Over at FactNet, in their Larouche forum, a poster by the name of Larouchetruth goes even farther than I and suggests that the town hall protests of health care reform are potentially proto-fascist or fascist. He makes what I consider to be a fair argument. Your mileage may vary.
The crux of his argument:
I use the term "fascist" advisedly, to make the analogy to Mussolini's brown shirts, who used thuggery to bust up meetings of political opponents. If the people at these meetings had lined up at the microphone and asked very specific questions about features of the bills before Congress, or had made statements as to why they found one or other provision unacceptable, even horribly unacceptable, even fascist or Hitlerian, I and everyone else would have had no problem. I think these bills before Congress are monstrosities that won't fix the problems, and will introduce new problems potentially more troublesome than any we have already. I think I actually hope that nothing can be passed this year, because that will keep the issue on the agenda, as the present system is so unacceptable.

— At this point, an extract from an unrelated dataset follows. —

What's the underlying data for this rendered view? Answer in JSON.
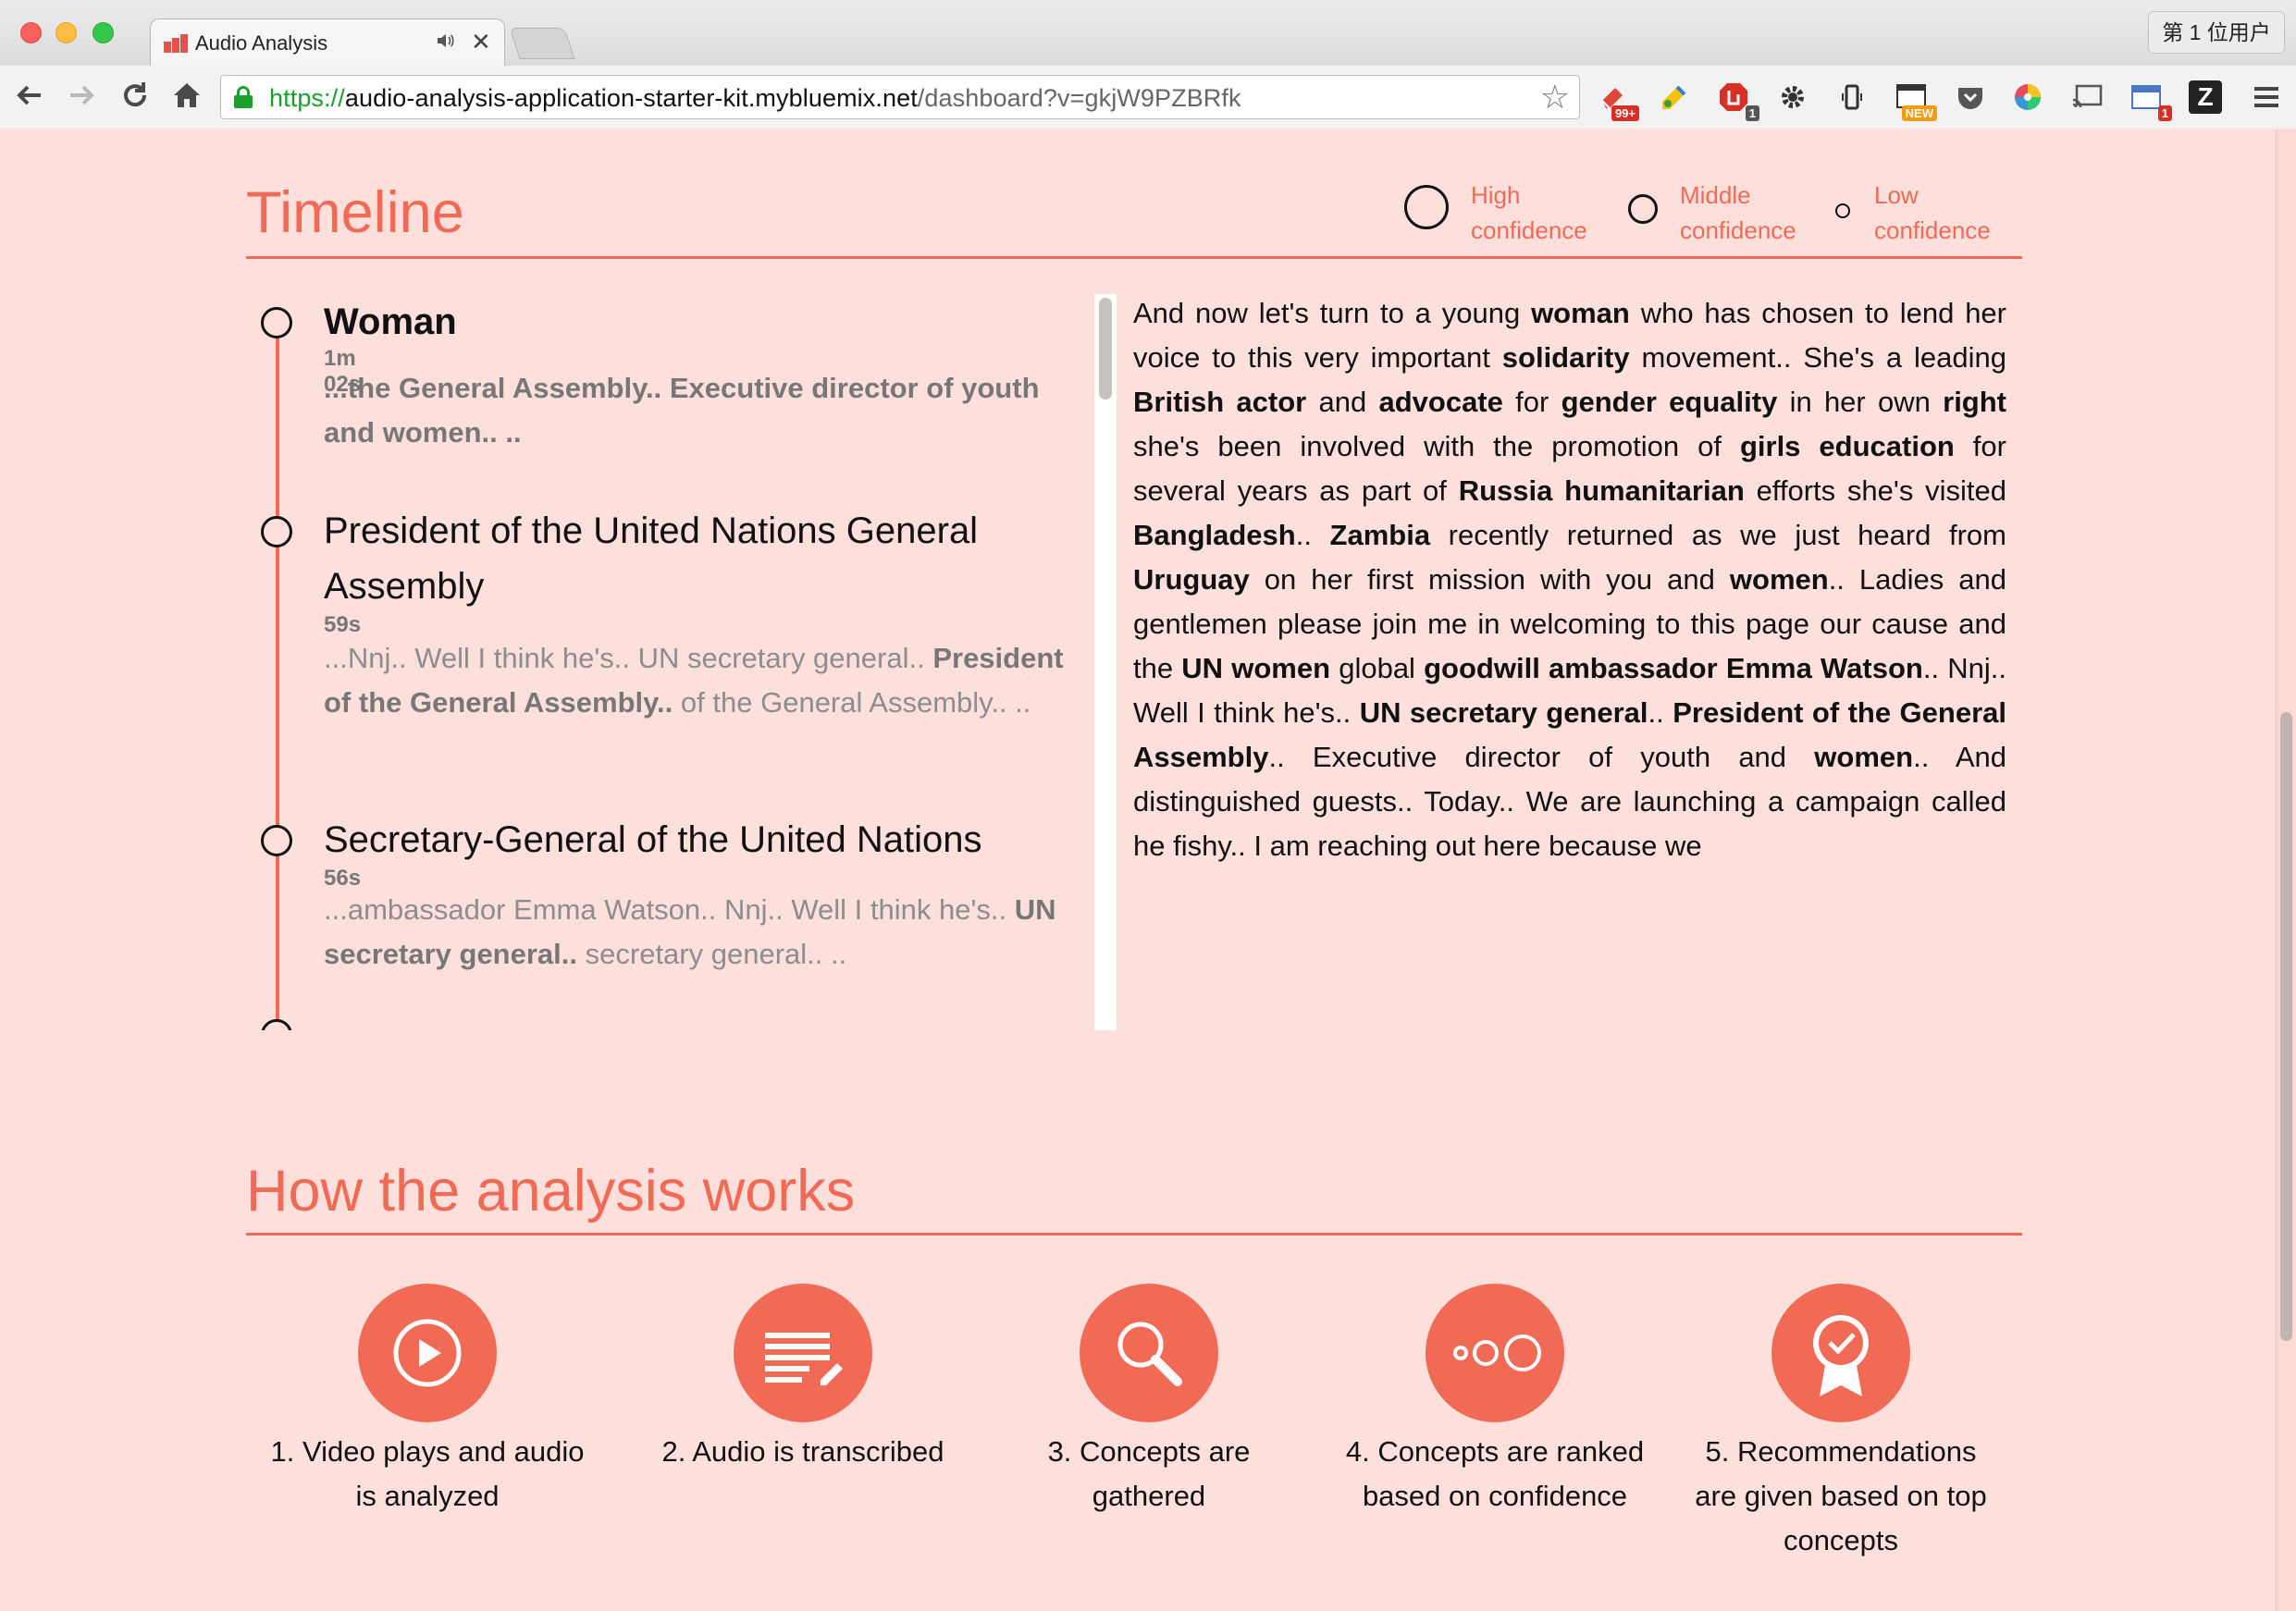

I don't see how the manner of these interventions can be justified as anything other than an attempt to shut down, not foster, honest debate, and, even more serious, as an attempt to intimidate people into abandoning any effort to reform our health care system. I can well imagine that many people attending these meetings who are not part of the organized mobs and who came to learn something, and perhaps to ask their own questions, are intimidated into silence for fear of being attacked by these people, and who also may be swayed into thinking that maybe there's something in their crazy arguments. If a near majority of Republicans can believe that there might have been something to the "birthing" argument (until yesterday's revelation that the Kenyan "birth certificate" was an absolute, certified fake), clearly people are highly suggestible. So, the inability of the member of Congress, or his supporters in the audience, to be able to argue with these people and demonstrate that their charge that health reform as being proposed equals euthanasia is not factual, opens the door to leading other people attending these meetings to falling under the sway of this swill--ironically, swill that is exactly what LaRouche has been and is saying, and arguably may have said it first, starting in April.
Remember, irrationalism, and totally emotional arguments devoid of any factual basis, is at the heart of any fascist movement, and it creates its own kind of "event horizon" where once part of such a movement, facts, reality, simply doesn't matter. They become impervious to any kind of argument, no matter how absurd their own position is. And the level of emotion on their part justifies them in resorting to violence.
Whether or not you agree with his assessment, it is certainly a possible outcome. Yesterday it was Obama's birth certificate, today it is health care reform, what will tomorrow bring?